第十一話
翌朝、旅芸人の鼻息がピープーうるさいので、目を覚ました。
この赤い鼻、寝る時いらないよね。
私は今、この赤い鼻を取りたいという衝動に駆られた。
しかし、仲間の装備を外すことイコール仲間の防御力を下げることに繋がるので、取りたい気持ちをグッとこらえた。
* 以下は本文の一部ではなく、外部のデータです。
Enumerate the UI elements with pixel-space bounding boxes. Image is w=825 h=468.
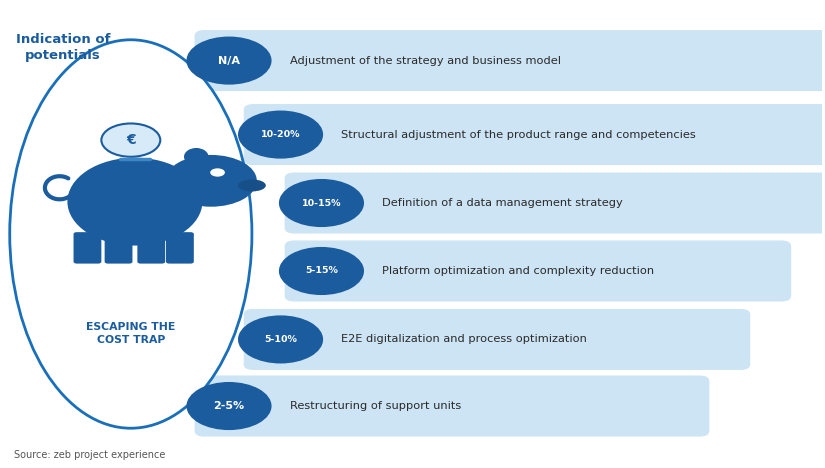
Circle shape: [210, 168, 225, 176]
Circle shape: [279, 179, 364, 227]
Text: 10-20%: 10-20%: [261, 130, 300, 139]
FancyBboxPatch shape: [138, 232, 165, 263]
Text: ESCAPING THE
COST TRAP: ESCAPING THE COST TRAP: [86, 322, 176, 345]
FancyBboxPatch shape: [105, 232, 133, 263]
FancyBboxPatch shape: [73, 232, 101, 263]
FancyBboxPatch shape: [166, 232, 194, 263]
Ellipse shape: [10, 40, 252, 428]
Text: Structural adjustment of the product range and competencies: Structural adjustment of the product ran…: [341, 130, 695, 139]
Text: 2-5%: 2-5%: [214, 401, 244, 411]
Text: 10-15%: 10-15%: [302, 198, 342, 207]
Circle shape: [238, 315, 323, 364]
FancyBboxPatch shape: [195, 30, 825, 91]
Text: 5-10%: 5-10%: [264, 335, 297, 344]
Circle shape: [101, 124, 160, 157]
Text: Adjustment of the strategy and business model: Adjustment of the strategy and business …: [290, 56, 560, 66]
Text: Definition of a data management strategy: Definition of a data management strategy: [382, 198, 623, 208]
Circle shape: [186, 382, 271, 430]
Text: Source: zeb project experience: Source: zeb project experience: [14, 450, 165, 460]
Text: E2E digitalization and process optimization: E2E digitalization and process optimizat…: [341, 335, 587, 344]
FancyBboxPatch shape: [285, 173, 825, 234]
Circle shape: [279, 247, 364, 295]
Text: Platform optimization and complexity reduction: Platform optimization and complexity red…: [382, 266, 654, 276]
Circle shape: [238, 110, 323, 159]
FancyBboxPatch shape: [243, 104, 825, 165]
Text: N/A: N/A: [218, 56, 240, 66]
Text: €: €: [126, 133, 135, 147]
FancyBboxPatch shape: [243, 309, 750, 370]
Text: 5-15%: 5-15%: [305, 266, 338, 276]
FancyBboxPatch shape: [285, 241, 791, 301]
Circle shape: [186, 37, 271, 85]
Ellipse shape: [68, 158, 202, 246]
Ellipse shape: [238, 179, 266, 191]
Circle shape: [165, 155, 257, 207]
FancyBboxPatch shape: [195, 375, 710, 437]
Ellipse shape: [184, 148, 209, 166]
Text: Indication of
potentials: Indication of potentials: [16, 33, 111, 62]
Text: Restructuring of support units: Restructuring of support units: [290, 401, 461, 411]
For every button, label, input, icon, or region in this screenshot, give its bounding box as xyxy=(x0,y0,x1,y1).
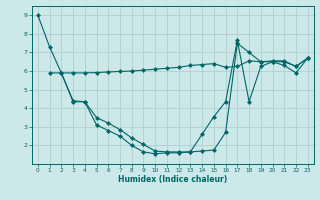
X-axis label: Humidex (Indice chaleur): Humidex (Indice chaleur) xyxy=(118,175,228,184)
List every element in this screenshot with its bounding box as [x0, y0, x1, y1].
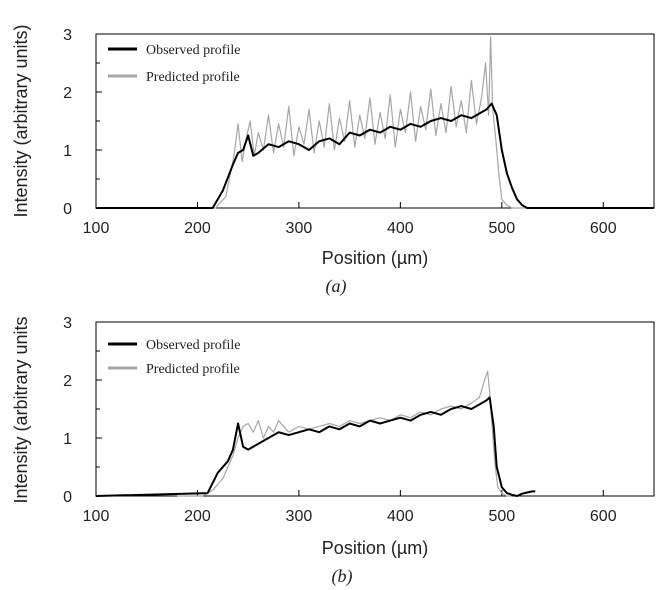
panel-a-y-tick-label: 3	[63, 27, 72, 44]
panel-a-x-tick-label: 100	[83, 220, 110, 237]
panel-a-series	[96, 36, 654, 209]
panel-b-series-predicted	[177, 370, 512, 497]
panel-b-series-observed	[95, 396, 536, 497]
panel-b-x-tick-label: 600	[590, 508, 617, 525]
panel-b-legend: Observed profile Predicted profile	[108, 338, 240, 377]
panel-a-x-tick-label: 400	[387, 220, 414, 237]
panel-b-x-ticks: 100 200 300 400 500 600	[83, 490, 617, 525]
panel-b-series	[95, 370, 536, 497]
panel-b-legend-label-predicted: Predicted profile	[146, 362, 240, 377]
panel-a-chart: 0 1 2 3 100 200 300 400 500 600 Position (µm) In…	[11, 24, 655, 297]
panel-b-y-axis-label: Intensity (arbitrary units	[11, 316, 31, 503]
panel-b-x-tick-label: 400	[387, 508, 414, 525]
panel-a-legend: Observed profile Predicted profile	[108, 43, 240, 85]
panel-a-y-tick-label: 0	[63, 201, 72, 218]
panel-b-chart: 0 1 2 3 100 200 300 400 500 600 Position (µm) In…	[11, 315, 655, 587]
panel-b-x-tick-label: 300	[286, 508, 313, 525]
panel-b-x-tick-label: 200	[184, 508, 211, 525]
panel-a-legend-label-observed: Observed profile	[146, 43, 240, 58]
panel-b-x-tick-label: 500	[488, 508, 515, 525]
panel-a-legend-label-predicted: Predicted profile	[146, 70, 240, 85]
panel-b-y-tick-label: 2	[63, 373, 72, 390]
panel-a-x-tick-label: 200	[184, 220, 211, 237]
panel-b-legend-label-observed: Observed profile	[146, 338, 240, 353]
panel-a-y-tick-label: 1	[63, 143, 72, 160]
panel-b-y-tick-label: 3	[63, 315, 72, 332]
panel-a-x-axis-label: Position (µm)	[322, 248, 428, 268]
panel-a-x-tick-label: 300	[286, 220, 313, 237]
panel-a-label: (a)	[326, 276, 347, 297]
panel-b-x-tick-label: 100	[83, 508, 110, 525]
panel-a-x-tick-label: 500	[488, 220, 515, 237]
panel-a-y-axis-label: Intensity (arbitrary units)	[11, 24, 31, 217]
panel-a-y-ticks: 0 1 2 3	[63, 27, 102, 218]
panel-a-plot-area	[95, 33, 655, 209]
panel-a-series-predicted	[96, 36, 654, 209]
panel-b-y-tick-label: 1	[63, 431, 72, 448]
panel-b-y-tick-label: 0	[63, 489, 72, 506]
panel-a-series-observed	[96, 102, 654, 209]
panel-a-y-tick-label: 2	[63, 85, 72, 102]
panel-b-y-ticks: 0 1 2 3	[63, 315, 102, 506]
panel-b-label: (b)	[332, 566, 353, 587]
panel-a-x-ticks: 100 200 300 400 500 600	[83, 202, 617, 237]
panel-b-x-axis-label: Position (µm)	[322, 538, 428, 558]
panel-a-x-tick-label: 600	[590, 220, 617, 237]
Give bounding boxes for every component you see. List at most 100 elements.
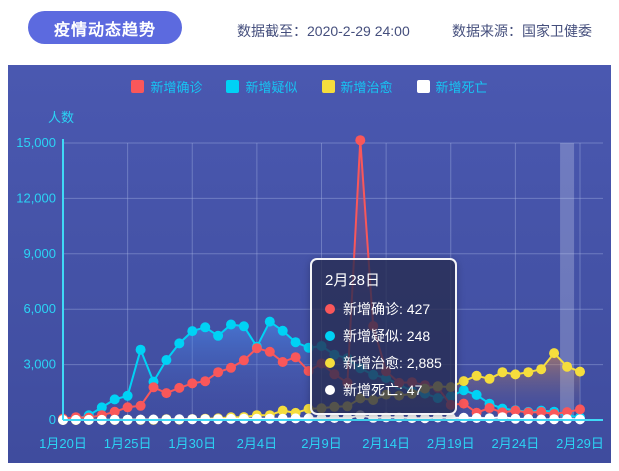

この赤っ鼻に、どれくらいの防御力があるのかは知らないが。
戦士も鎧を装備したまま寝ていたらしく、オッサン臭がMAXになっている。
この臭い、戦士のスイカケースに詰め込めたら、攻撃に使えそうだよね。
魔法使いチャラ男は、脱いだ黄金の鎧を枕元に綺麗に並べていた。
それだけで腹立たしく思えるのは何故だろう。
その点、私はステテコなので身軽だ。
通気性もよく、いつも快適に過ごせる。
しかも、腹巻き付きで寝冷えの心配もなく、最強と言っても過言ではない。
そう言えば、ゆうべの賢者、絵日記に何と記したのだろう。
こっそり見てやるか。
『今日、サマーキャンプに参加したら、馬鹿っぽい大人の集団の中に入れられ、大変苦労しました。動きがクネクネして気持ちの悪いオッサンと、モリタシゲゾウという変な……』
……何だろう。
これ以上読む気にならない。
涙で前が見えない。
私はそっと日記を閉じ、賢者の枕元に戻した。
よし。立ち直った。私は勇者だ。
小さいことでクヨクヨしない。
顔を洗って歯を磨き、仲間を起こして出発だ。
「ゥルサイ、しげぞう! 」
僧侶様、予想通りの寝起きの悪さ。
この人の機嫌が良い時は、いつですか?
しかし、この目の前の魔物にひるんでいる暇はない。
早めに戻らねば、帰りのバスの発車時刻に間に合わなくなる。
私は、こう見えて時間にはうるさいのだ。
ここは魔法使いの出番だ。
「行け! チャラ男アターック! 」
寝起きのチャラ男を僧侶目掛けて突き飛ばした。
僧侶はヒラリと身をかわし、魔法使いに強烈な一撃をお見舞いした。
さすが僧侶様。
哀れ、魔法使い。鎧を装備していなかったので、かなりのHPを消耗したことだろう。
僧侶がスッキリ目覚めたところで、改めて出発だ。